Gdy w kwietniu ubiegłego roku przyszedł do klubu Maciej Bartoszek byliście pełni wiary w dalszą część sezonu?
Nikt z szatni nie znał tego szkoleniowca. Mówiło się, owszem, że ma za sobą pracę w ekstraklasie i I- lidze. Ale tak szczerze, to zapanowała niewiadoma. Niepewność szybko jednak ustąpiła. Trener błyskawicznie zaskarbił sobie naszą sympatię. Szybko przekonaliśmy się, że ma pomysł na grę. Wytworzyła się między nami chemia. Już po kilku kolejkach wszelkie wątpliwości co do trenera Bartoszka rozwiały się. Potem okazało się, że zrobiliśmy wspólnie historyczny wynik. Jesienne odejście trenera przyjeliśmy ze spokojem świadomi, że z „Hermim” też się dogadamy. Przy okazji pozdrowienia dla pana Macieja. Mamy dla niego wielki szacunek i bardzo mu kibicujemy.
Jakim trenerem był dla was Bartoszek?
Odpowiem tak: takim jakie były nasze wyniki za jego kadencji. A to był świetny okres w historii klubu. Oby nie ostatni.
Co leży u podstaw waszego dotychczasowego sukcesu? Pewnie dokonał pan takiej chłodnej analizy...
Przede wszystkim skład zespołu i atmosfera w nim panująca. Na boisku i w prywatnych kontaktach. Byliśmy drużyną skoncentrowaną i zdyscyplinowaną. Powiedzieliśmy sobie, że od 1. kolejki musimy „łapać” punkty, żeby nie powtórzyła się sytuacja z wiosny. Ale te wszystkie elementy trzeba poprzeć rzetelną pracą.
Zdobędzie się pan na samoocenę? Jakim piłkarzem w 2016 r był Piotr Kieruzel?

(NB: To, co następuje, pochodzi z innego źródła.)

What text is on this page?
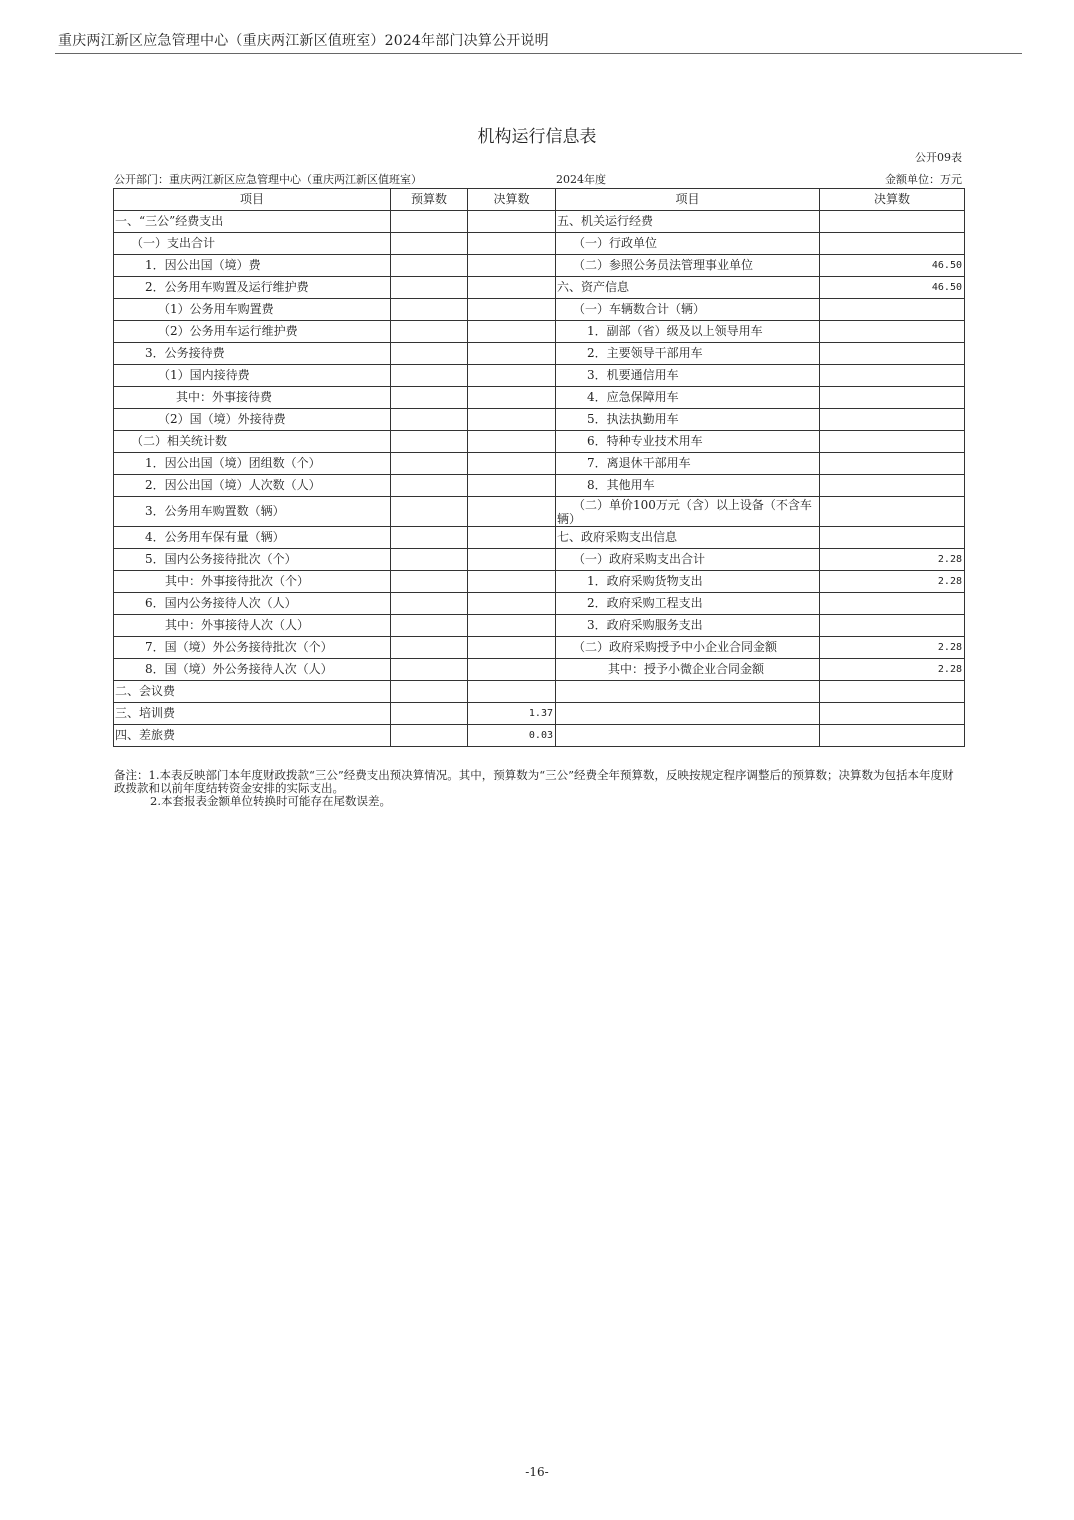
重庆两江新区应急管理中心（重庆两江新区值班室）2024年部门决算公开说明
机构运行信息表
公开09表
公开部门：重庆两江新区应急管理中心（重庆两江新区值班室）	2024年度	金额单位：万元
项目	预算数	决算数	项目	决算数
一、“三公”经费支出			五、机关运行经费	
（一）支出合计			（一）行政单位	
1．因公出国（境）费			（二）参照公务员法管理事业单位	46.50
2．公务用车购置及运行维护费			六、资产信息	46.50
（1）公务用车购置费			（一）车辆数合计（辆）	
（2）公务用车运行维护费			1．副部（省）级及以上领导用车	
3．公务接待费			2．主要领导干部用车	
（1）国内接待费			3．机要通信用车	
其中：外事接待费			4．应急保障用车	
（2）国（境）外接待费			5．执法执勤用车	
（二）相关统计数			6．特种专业技术用车	
1．因公出国（境）团组数（个）			7．离退休干部用车	
2．因公出国（境）人次数（人）			8．其他用车	
3．公务用车购置数（辆）			（二）单价100万元（含）以上设备（不含车辆）	
4．公务用车保有量（辆）			七、政府采购支出信息	
5．国内公务接待批次（个）			（一）政府采购支出合计	2.28
其中：外事接待批次（个）			1．政府采购货物支出	2.28
6．国内公务接待人次（人）			2．政府采购工程支出	
其中：外事接待人次（人）			3．政府采购服务支出	
7．国（境）外公务接待批次（个）			（二）政府采购授予中小企业合同金额	2.28
8．国（境）外公务接待人次（人）			其中：授予小微企业合同金额	2.28
二、会议费				
三、培训费		1.37		
四、差旅费		0.03		

备注：1.本表反映部门本年度财政拨款“三公”经费支出预决算情况。其中，预算数为“三公”经费全年预算数，反映按规定程序调整后的预算数；决算数为包括本年度财政拨款和以前年度结转资金安排的实际支出。

2.本套报表金额单位转换时可能存在尾数误差。

-16-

Z 2016 rokiem nie mam złych wspomnień. Szczególnie cieszy mnie, że nie zanotowałem wahań formy. Jeżeli wychodziłem w pierwszym składzie to znaczy, że trenerzy uznali, iż jestem w meczowej dyspozycji.

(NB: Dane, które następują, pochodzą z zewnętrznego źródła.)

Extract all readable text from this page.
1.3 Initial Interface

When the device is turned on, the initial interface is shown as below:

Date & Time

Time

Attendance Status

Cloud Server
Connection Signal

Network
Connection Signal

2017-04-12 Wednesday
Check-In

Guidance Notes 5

A liczba straconych bramek nie stanowi plamy na honorze?
Rzeczywiście, dużo ich straciliśmy. Potrafię to tylko wytłumaczyć ofensywnym stylem gry. Ważne, że zdobywaliśmy ich więcej, niż traciliśmy. Kilka spotkań zagraliśmy jednak na „zero z tyłu”.
Piotr Kieruzel to tylko piłkarz pierwszoligowy, czy coś więcej?
Nie czuję się jeszcze piłkarzem spełnionym sportowo, tym bardziej... skończonym. Mam 28 lat i przede mną kilka sezonów gry. Nie wyobrażam sobie zawodniczej mety. Środkowi obrońcy są zazwyczaj doświadczonymi graczami. Dłużej grają tylko bramkarze.
Jestem świadomym zawodnikiem; wiem jak zadbać o formę fizyczną, jak się odżywiać i wypoczywać. Chciałbym 4 czerwca powiedzieć o sobie: jestem piłkarzem ekstraklasy.
Wspomniał pan, że siłą zespołu jest m.in. stabilny skład. Czy na wiosnę wzmocnienia są potrzebne, a jeżeli tak to na jakich pozycjach?
Dobrych zawodników, podnoszących jakość nigdy nie za wiele. Dołączył do nas Paweł Golański, to piłkarz uniwersalny; nominalnie występuje na prawej obronie, ale rownie dobrze czuje się na każdej pozycji defensywnej, nawet w roli pomocnika. Nie wiem czy klubowi włodarze szykują jeszcze jakieś transfery. Z drugiej strony mam duże zaufanie do swoich kolegów, nawet tych, którzy grywali jesienią mniej.
Ekstraklasa to dziś cel sportowy drużyny. Podporządkowujecie wszystko awansowi?
Nie może być inaczej. Chociaż sam jestem wyznawcą powiedzenia: ciszej jedziesz, dalej zajedziesz. Ale status lidera zobowiązuje i nakłada na nas pewną presję. Dla mnie byłoby lepiej gonić, niż uciekać przed rywalami. Na pewno nie zabraknie nam determinacji. Wiosenne 3-4 kolejki powiedzą więcej o aspiracjach i szansach czołowych drużyn.